The Support Group Approach - Interview with Sue Young

© 2008, Coert Visser & Sue Young

Sue Young now divides her time between behaviour support to schools and training in solution focused practice. She advocates using solution-focused thinking to encourage success at every level in schools. Her initiatives include implementing national policies across schools, helping local staff encourage positive behaviours in their students and giving support to individual children and parents. One of Sue’s particular interests is promoting an anti-bullying ethos. In the mid-ninties, she developed the support group approach for responding to incidents of bullying. Later she discovered how well her approach fitted with solution focused thinking and ever since, has been applying solution focused principles to all areas of her work. So, what is the support group approach and how does it work? Is it hard to do? How does it help? Find answers to these questions and more in this interview.

COERT: Hi Sue, could you explain, for readers who haven't heard about it yet, what the support group approach is?

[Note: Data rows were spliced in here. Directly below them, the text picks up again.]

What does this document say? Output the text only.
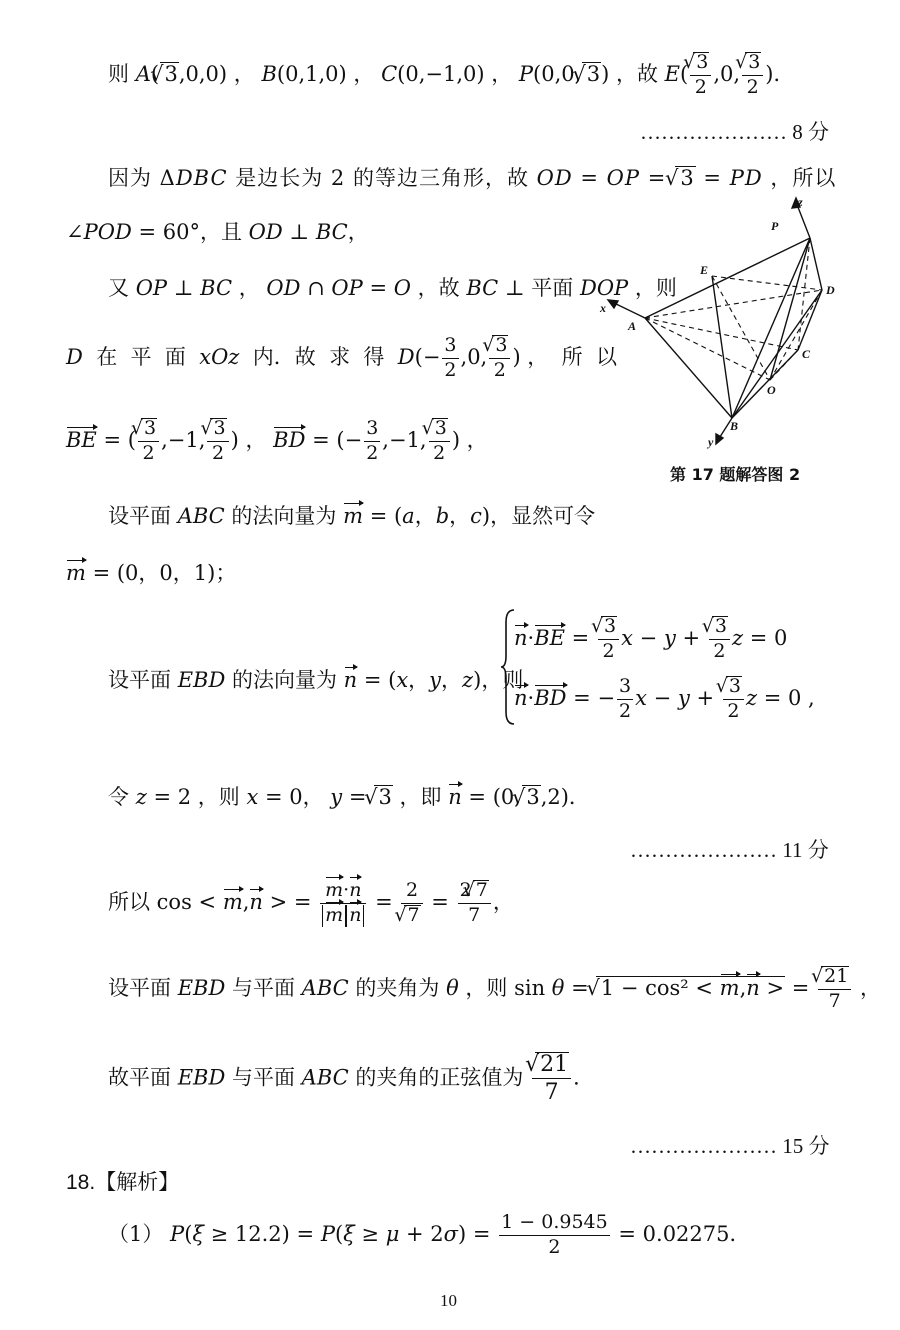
则 A( √ 3,0,0) ， B(0,1,0) ， C(0,−1,0) ， P(0,0, √ 3) ，故 E( √ $\frac{3}{2} ,0$, √ $\frac{3}{2}$ )．
………………… 8 分
因为 ΔDBC 是边长为 2 的等边三角形，故 OD = OP = √ 3 = PD ，所以
∠POD = 60°，且 OD ⊥ BC，
又 OP ⊥ BC ， OD ∩ OP = O ，故 BC ⊥ 平面 DOP ，则
D  在  平  面  xOz  内．故  求  得  $D(- \frac{3}{2} ,0$, √ $\frac{3}{2}$ ) ，  所  以
BE = ( √ $\frac{3}{2} ,-1$, √ $\frac{3}{2}$ ) ， BD = (− $\frac{3}{2} ,-1$, √ $\frac{3}{2}$ ) ，
P
z
E
D
x
A
C
O
B
y
第 17 题解答图 2
设平面 ABC 的法向量为 m = (a，b，c)，显然可令
m = (0，0，1)；
设平面 EBD 的法向量为 n = (x，y，z)，则
n·BE = √ $\frac{3}{2}$ x − y + √ $\frac{3}{2}$ z = 0
n·BD = − $\frac{3}{2}$ x − y + √ $\frac{3}{2}$ z = 0 ,
令 z = 2 ，则 x = 0， y = √ 3 ，即 n = (0, √ 3,2)．
………………… 11 分
所以 cos < m,n > = $\frac{m\cdot n}{\text{m n}} = 2$
√ $7 = \frac{2 √ 7}{7}$ ，
设平面 EBD 与平面 ABC 的夹角为 θ ，则 sin θ = √ 1 − cos² < m,n > = √ $\frac{21}{7}$ ，
故平面 EBD 与平面 ABC 的夹角的正弦值为 √ $\frac{21}{7}$ ．
………………… 15 分
18.【解析】
（1） $P(\xi \ge 12.2) = P(\xi \ge \mu + 2\sigma) = \frac{1 - 0.9545}{2} = 0.02275$．
10
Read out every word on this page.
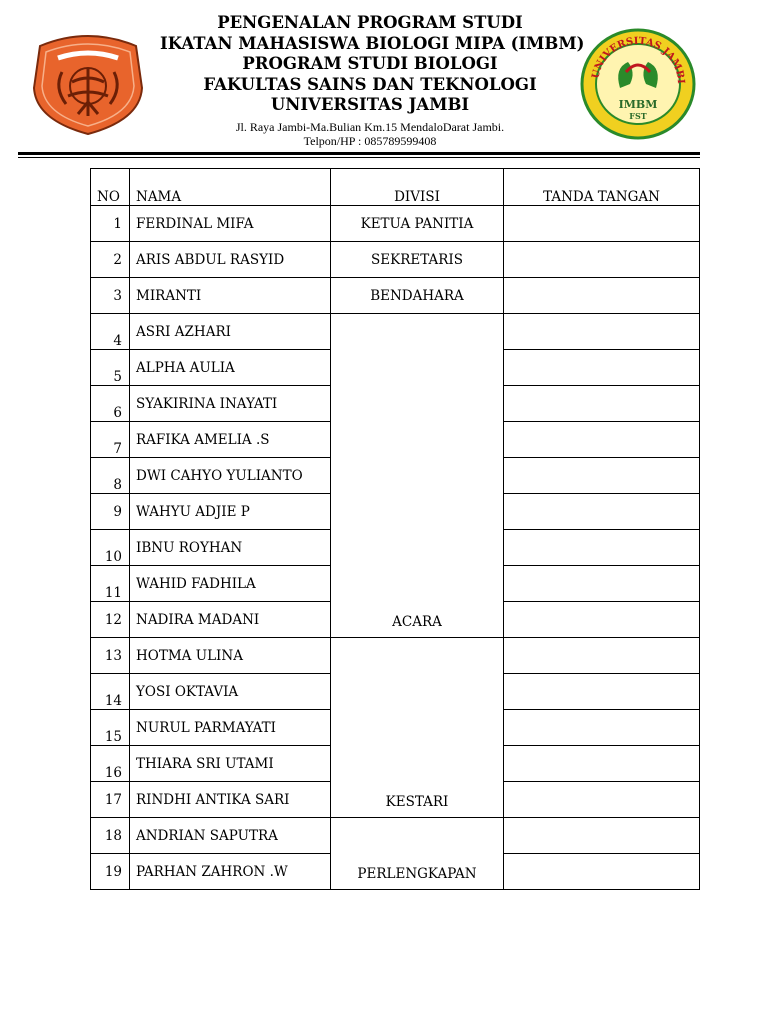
PENGENALAN PROGRAM STUDI
IKATAN MAHASISWA BIOLOGI MIPA (IMBM)
PROGRAM STUDI BIOLOGI
FAKULTAS SAINS DAN TEKNOLOGI
UNIVERSITAS JAMBI
Jl. Raya Jambi-Ma.Bulian Km.15 MendaloDarat Jambi.
Telpon/HP : 085789599408
UNIVERSITAS JAMBI
IMBM
FST
NO	NAMA	DIVISI	TANDA TANGAN
1	FERDINAL MIFA	KETUA PANITIA	
2	ARIS ABDUL RASYID	SEKRETARIS	
3	MIRANTI	BENDAHARA	
4	ASRI AZHARI	ACARA	
5	ALPHA AULIA		
6	SYAKIRINA INAYATI		
7	RAFIKA AMELIA .S		
8	DWI CAHYO YULIANTO		
9	WAHYU ADJIE P		
10	IBNU ROYHAN		
11	WAHID FADHILA		
12	NADIRA MADANI		
13	HOTMA ULINA	KESTARI	
14	YOSI OKTAVIA		
15	NURUL PARMAYATI		
16	THIARA SRI UTAMI		
17	RINDHI ANTIKA SARI		
18	ANDRIAN SAPUTRA	PERLENGKAPAN	
19	PARHAN ZAHRON .W		
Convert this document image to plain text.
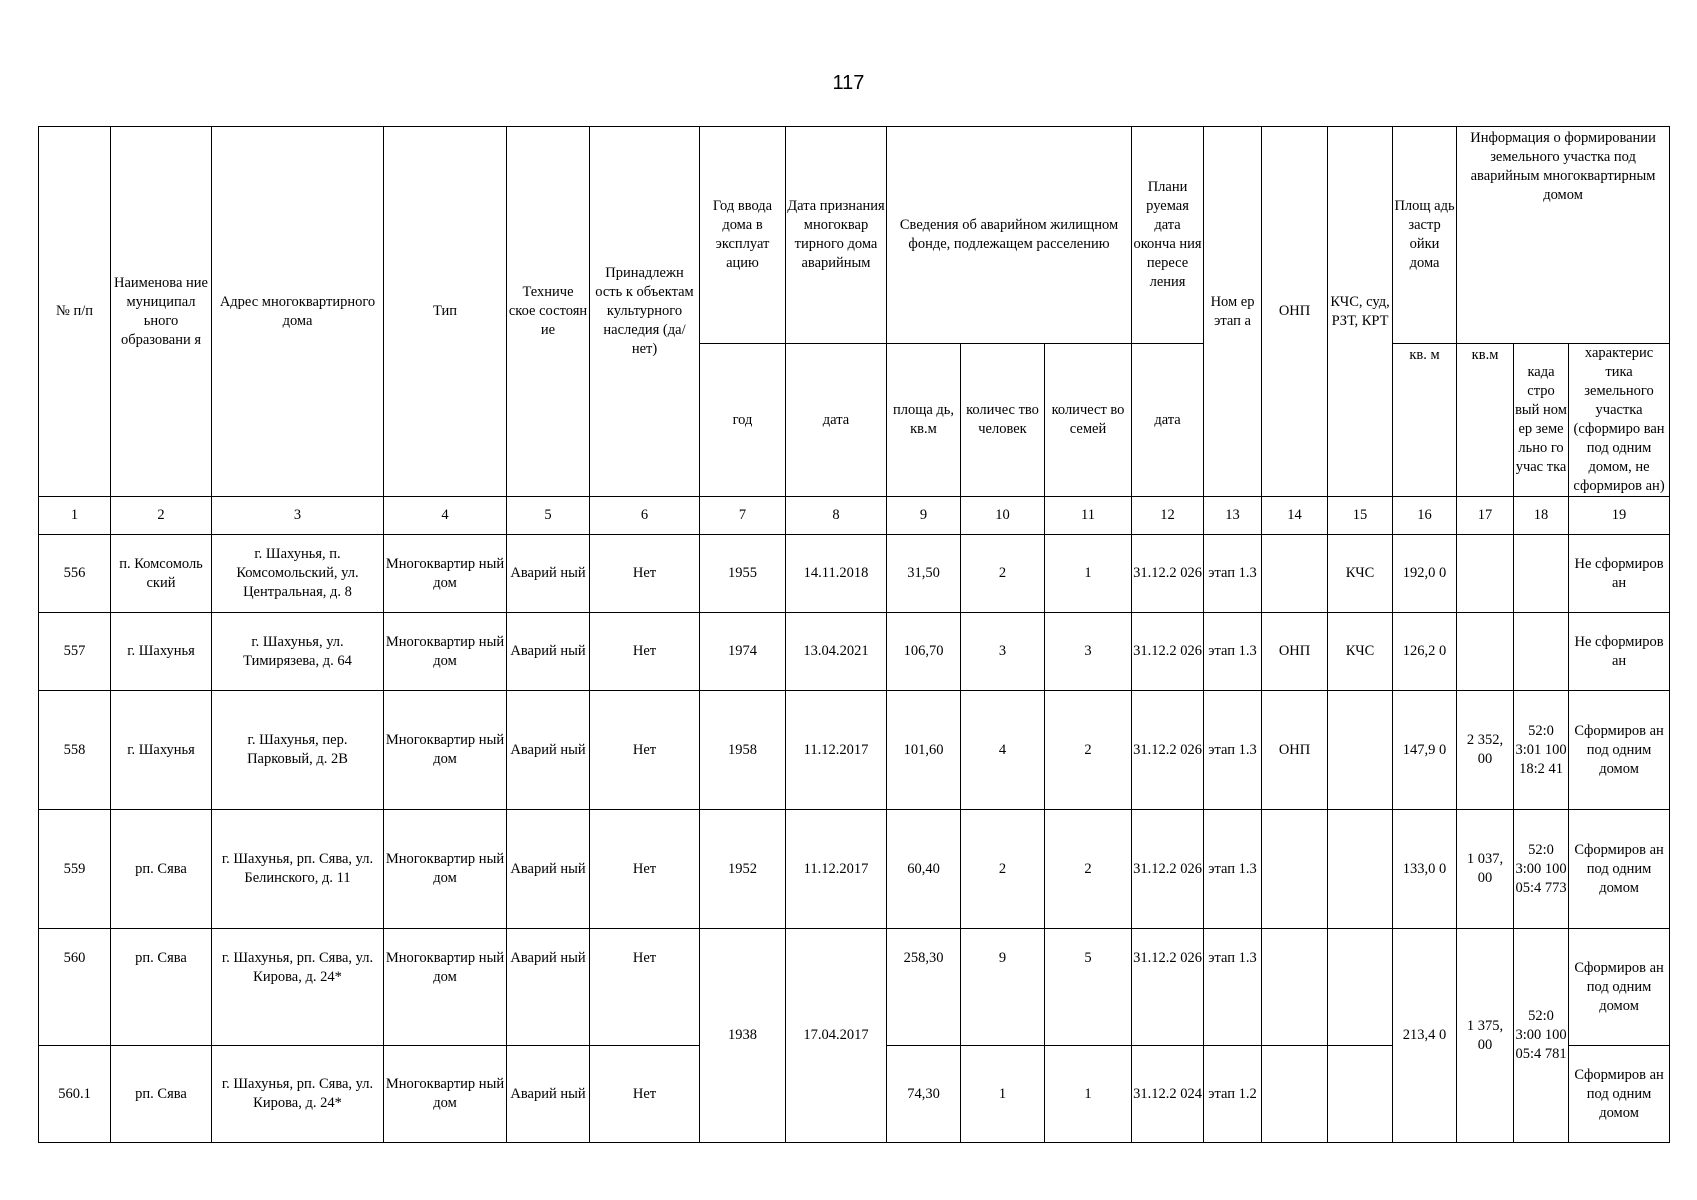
117
№ п/п	Наименова ние муниципал ьного образовани я	Адрес многоквартирного дома	Тип	Техниче ское состоян ие	Принадлежн ость к объектам культурного наследия (да/нет)	Год ввода дома в эксплуат ацию	Дата признания многоквар тирного дома аварийным	Сведения об аварийном жилищном фонде, подлежащем расселению			Плани руемая дата оконча ния пересе ления	Ном ер этап а	ОНП	КЧС, суд, РЗТ, КРТ	Площ адь застр ойки дома	Информация о формировании земельного участка под аварийным многоквартирным домом		
						год	дата	площа дь, кв.м	количес тво человек	количест во семей	дата				кв. м	кв.м	када стро вый ном ер земе льно го учас тка	характерис тика земельного участка (сформиро ван под одним домом, не сформиров ан)
1	2	3	4	5	6	7	8	9	10	11	12	13	14	15	16	17	18	19
556	п. Комсомоль ский	г. Шахунья, п. Комсомольский, ул. Центральная, д. 8	Многоквартир ный дом	Аварий ный	Нет	1955	14.11.2018	31,50	2	1	31.12.2 026	этап 1.3		КЧС	192,0 0			Не сформиров ан
557	г. Шахунья	г. Шахунья, ул. Тимирязева, д. 64	Многоквартир ный дом	Аварий ный	Нет	1974	13.04.2021	106,70	3	3	31.12.2 026	этап 1.3	ОНП	КЧС	126,2 0			Не сформиров ан
558	г. Шахунья	г. Шахунья, пер. Парковый, д. 2В	Многоквартир ный дом	Аварий ный	Нет	1958	11.12.2017	101,60	4	2	31.12.2 026	этап 1.3	ОНП		147,9 0	2 352, 00	52:0 3:01 100 18:2 41	Сформиров ан под одним домом
559	рп. Сява	г. Шахунья, рп. Сява, ул. Белинского, д. 11	Многоквартир ный дом	Аварий ный	Нет	1952	11.12.2017	60,40	2	2	31.12.2 026	этап 1.3			133,0 0	1 037, 00	52:0 3:00 100 05:4 773	Сформиров ан под одним домом
560	рп. Сява	г. Шахунья, рп. Сява, ул. Кирова, д. 24*	Многоквартир ный дом	Аварий ный	Нет	1938	17.04.2017	258,30	9	5	31.12.2 026	этап 1.3			213,4 0	1 375, 00	52:0 3:00 100 05:4 781	Сформиров ан под одним домом
560.1	рп. Сява	г. Шахунья, рп. Сява, ул. Кирова, д. 24*	Многоквартир ный дом	Аварий ный	Нет			74,30	1	1	31.12.2 024	этап 1.2						Сформиров ан под одним домом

SUE: Briefly, the support group approach is a solution focused strategy for resolving complaints of bullying, particularly in primary schools. I think it is a good example of a ‘solution key’ (de Shazer) because the simplicity of the intervention enables it to fit a wide range of circumstances. The child who is upset is interviewed to find out who they are finding difficult to cope with at the moment, who else is around when they find things difficult and who is (are) their friend(s). They are not asked for any information about what has been happening. The child is reassured that things will begin to get better and told that a group of children, chosen from the names they have given, will be asked to help. The child is asked to notice anything that gets better so they can tell you about it when you review after a week. A support group is made up from these names, ideally 5-8 children. The group is seen separately and simply asked to help with the aim of making the target child happy in school. No explanation is given about why the child may be unhappy. It is important that whoever leads the interviewing does not use the word ‘bullying’ at all and tries to leave behind any judgement about what has been happening. They are asked for suggestions of small things they might try and an arrangement is made to review what they have managed to do a week later.

COERT: Okay, and what happens one week later in the review meetings with the bullied child and in the meeting with the support group?